At the end of the fourth day, though, there wasn’t much room for anything other than exhaustion in his thoughts. The sun was setting over the lake again, and Carolus had gone inside to consult with Abe and a few of the others about the following morning when they would make their assault on the Syndicate compound. Jonah didn’t know if he felt ready, but at the moment he didn’t care.
Sprawled out on the deck with his head drooping slightly over the edge, he was trying his best to recover when he heard Rebekah’s voice next to him. “Didn’t wear you out too much, did I?”
Turning to look at her, he realized tha
t she had already gone back into human form, and was wearing that strangely unconcerned smile that she always seemed to wear. By now he had come to realize that it was a sort of mask, something that made her real emotions hard to read, something that made her generally inscrutable. It was frustrating. “You did, but, I suppose that’s the point.”
“I suppose you’re right,” she agreed, sitting on the edge of the deck with her legs dangling, peering out over the lake. “I wanted to tell you that you’ve been doing great. Carolus thinks so too, he’s awfully proud of you.”
“If you insist. Don’t know how much it’s going to matter, tomorrow.”
A slight breeze ruffled her ruddy locks of hair, something that he had seen many a time. She was still beautiful to him, and while she had not come across as anything less than friendly since the day after the incident at the hotel, she still felt unapproachable to Jonah.
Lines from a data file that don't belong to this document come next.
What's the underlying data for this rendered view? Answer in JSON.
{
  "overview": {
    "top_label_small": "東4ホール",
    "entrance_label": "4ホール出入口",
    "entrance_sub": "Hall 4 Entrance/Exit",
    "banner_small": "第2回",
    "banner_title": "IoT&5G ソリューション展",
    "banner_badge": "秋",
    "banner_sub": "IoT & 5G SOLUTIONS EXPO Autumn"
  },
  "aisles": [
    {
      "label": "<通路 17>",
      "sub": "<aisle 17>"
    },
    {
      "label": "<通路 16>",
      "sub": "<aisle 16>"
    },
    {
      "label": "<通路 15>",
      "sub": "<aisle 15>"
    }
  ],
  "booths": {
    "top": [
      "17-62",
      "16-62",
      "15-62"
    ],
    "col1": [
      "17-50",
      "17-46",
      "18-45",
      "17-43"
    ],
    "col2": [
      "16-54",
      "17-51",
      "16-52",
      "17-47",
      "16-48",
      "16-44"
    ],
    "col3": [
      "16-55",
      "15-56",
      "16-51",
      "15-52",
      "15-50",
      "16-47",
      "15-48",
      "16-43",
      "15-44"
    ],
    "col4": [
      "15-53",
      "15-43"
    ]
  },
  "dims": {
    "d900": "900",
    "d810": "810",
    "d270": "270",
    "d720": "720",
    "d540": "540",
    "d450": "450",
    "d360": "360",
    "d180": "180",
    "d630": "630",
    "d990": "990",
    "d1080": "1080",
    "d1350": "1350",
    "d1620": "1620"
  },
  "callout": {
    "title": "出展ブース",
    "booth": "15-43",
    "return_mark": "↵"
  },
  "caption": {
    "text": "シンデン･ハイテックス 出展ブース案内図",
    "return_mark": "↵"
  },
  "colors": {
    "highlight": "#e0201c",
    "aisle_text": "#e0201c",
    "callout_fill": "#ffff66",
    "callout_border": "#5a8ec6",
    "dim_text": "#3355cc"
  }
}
It was immensely frustrating. “Well, try not to worry about that. Just do your best and we’ll take care of the rest. It’s not like they’re going to throw you to the wolves, and besides. I’ll watch your back.”
He almost scowled at the thought. She had grown abruptly so friendly since they had arrived at the mansion that he simply could not help but to imagine she was doing it out of a sense of duty, and for some reason that infuriated him. “There’s a few things I’ve been meaning to ask you,” he muttered, almost experimentally.
She twisted her head around to regard him a little coolly with her bright green eyes, narrowing ever so slightly. “What do you mean?”